The dark yellow, green and grey colours comprising the colour aspect of this painting are a hallmark for the perception of the main object - the quarry. What is notable is that people are missing from this landscape and this brings the sense of something unusual and worth exploring.

Nature with its seasons and many moods remain at the core of Joan's work. During her highly successful career as a painter she has changed from a representational style to one that is more abstract, as she continues to experiment with mood and light.

Joan Renton RSW was born in 1935 and attended the Dumfries Academy before studying at the Edinburgh College of Art from 1953 to 1957. In her early career she was introduced to the work of Anne Redpath and at ECA she studied under William Gillies, John Maxwell and Robin Philipson, all of whom became influences on her work. After graduating she received a travelling scholarship to Spain in 1959: on her return, she began teaching in schools before turning to painting full time in 1982. Her work has been exhibited in twenty four solo shows across Britain, including exhibitions at the Edinburgh Gallery, Open Eye Gallery and Sally Hunter Fine Art, in London.

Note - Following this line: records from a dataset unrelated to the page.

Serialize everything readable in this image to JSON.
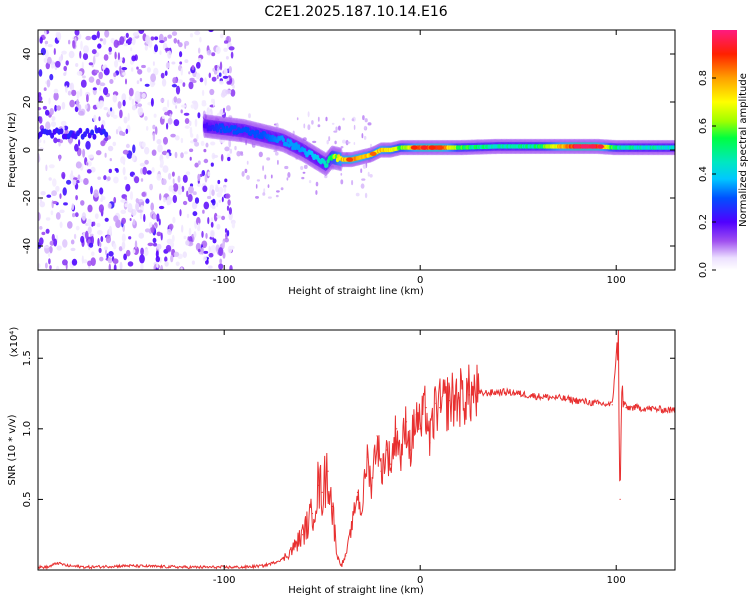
{
  "figure": {
    "title": "C2E1.2025.187.10.14.E16"
  },
  "chart_data": [
    {
      "type": "heatmap",
      "title": "C2E1.2025.187.10.14.E16",
      "xlabel": "Height of straight line (km)",
      "ylabel": "Frequency (Hz)",
      "xlim": [
        -195,
        130
      ],
      "ylim": [
        -50,
        50
      ],
      "x_ticks": [
        -100,
        0,
        100
      ],
      "x_tick_labels": [
        "-100",
        "0",
        "100"
      ],
      "y_ticks": [
        -40,
        -20,
        0,
        20,
        40
      ],
      "y_tick_labels": [
        "-40",
        "-20",
        "0",
        "20",
        "40"
      ],
      "colorbar": {
        "label": "Normalized spectral amplitude",
        "range": [
          0,
          1
        ],
        "ticks": [
          0.0,
          0.2,
          0.4,
          0.6,
          0.8
        ],
        "tick_labels": [
          "0.0",
          "0.2",
          "0.4",
          "0.6",
          "0.8"
        ]
      },
      "ridge": {
        "x": [
          -110,
          -100,
          -90,
          -80,
          -70,
          -60,
          -52,
          -48,
          -45,
          -40,
          -35,
          -30,
          -25,
          -20,
          -15,
          -10,
          -5,
          0,
          10,
          20,
          40,
          60,
          80,
          90,
          100,
          110,
          130
        ],
        "freq_hz": [
          10,
          9,
          8,
          6,
          4,
          0,
          -4,
          -6,
          -3,
          -4,
          -4,
          -3,
          -2,
          0,
          0,
          1,
          1,
          1,
          1,
          1,
          1.5,
          1.5,
          1.5,
          1.5,
          1,
          1,
          1
        ],
        "amplitude": [
          0.2,
          0.3,
          0.3,
          0.3,
          0.35,
          0.35,
          0.4,
          0.45,
          0.55,
          0.75,
          0.85,
          0.8,
          0.7,
          0.75,
          0.7,
          0.6,
          0.7,
          0.85,
          0.9,
          0.55,
          0.45,
          0.5,
          0.95,
          0.9,
          0.5,
          0.45,
          0.45
        ]
      },
      "noise_region_x": [
        -195,
        -95
      ]
    },
    {
      "type": "line",
      "xlabel": "Height of straight line (km)",
      "ylabel": "SNR (10 * v/v)",
      "y_multiplier_label": "(x10⁴)",
      "xlim": [
        -195,
        130
      ],
      "ylim": [
        0,
        1.7
      ],
      "x_ticks": [
        -100,
        0,
        100
      ],
      "x_tick_labels": [
        "-100",
        "0",
        "100"
      ],
      "y_ticks": [
        0.5,
        1.0,
        1.5
      ],
      "y_tick_labels": [
        "0.5",
        "1.0",
        "1.5"
      ],
      "line_color": "#e83030",
      "series": [
        {
          "x": [
            -195,
            -190,
            -185,
            -180,
            -170,
            -150,
            -120,
            -100,
            -90,
            -80,
            -75,
            -70,
            -65,
            -60,
            -55,
            -52,
            -50,
            -47,
            -45,
            -42,
            -40,
            -38,
            -35,
            -32,
            -30,
            -27,
            -25,
            -22,
            -20,
            -17,
            -15,
            -12,
            -10,
            -7,
            -5,
            -2,
            0,
            3,
            5,
            8,
            10,
            15,
            20,
            25,
            30,
            40,
            45,
            50,
            60,
            70,
            80,
            90,
            98,
            101,
            102,
            103,
            105,
            110,
            120,
            130
          ],
          "y": [
            0.02,
            0.02,
            0.05,
            0.03,
            0.02,
            0.03,
            0.02,
            0.02,
            0.02,
            0.03,
            0.05,
            0.08,
            0.15,
            0.25,
            0.4,
            0.6,
            0.55,
            0.7,
            0.45,
            0.08,
            0.04,
            0.1,
            0.3,
            0.55,
            0.4,
            0.8,
            0.6,
            0.95,
            0.7,
            0.85,
            0.75,
            1.0,
            0.8,
            1.05,
            0.85,
            1.1,
            1.0,
            1.15,
            0.9,
            1.18,
            1.15,
            1.2,
            1.22,
            1.24,
            1.25,
            1.26,
            1.26,
            1.25,
            1.23,
            1.22,
            1.2,
            1.18,
            1.17,
            1.7,
            0.5,
            1.25,
            1.15,
            1.15,
            1.14,
            1.13
          ]
        }
      ]
    }
  ]
}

Her work has also been shown in international group exhibitions that include venues in France, Holland, Spain, Germany, Hong Kong and the United States. She has also been featured in national collections including The City of Edinburgh Art Centre, The Duke of Edinburgh’s collection and Yorkshire City Collection. Renton’s awards include the Royal Scottish Soceity of Watercolourists Betty Davis Award in 1992 and the Anne Redpath Award from the Scottish Artists and Artist Craftsmen, which she led from 1988 to 1991. She was elected to the RSW in 1974 and is a past Council member.

Renton’s style is typically more abstract than representational. She states that ‘although my paintings have their origins in nature, the influences of light and atmosphere are more important to me than realistic representation.’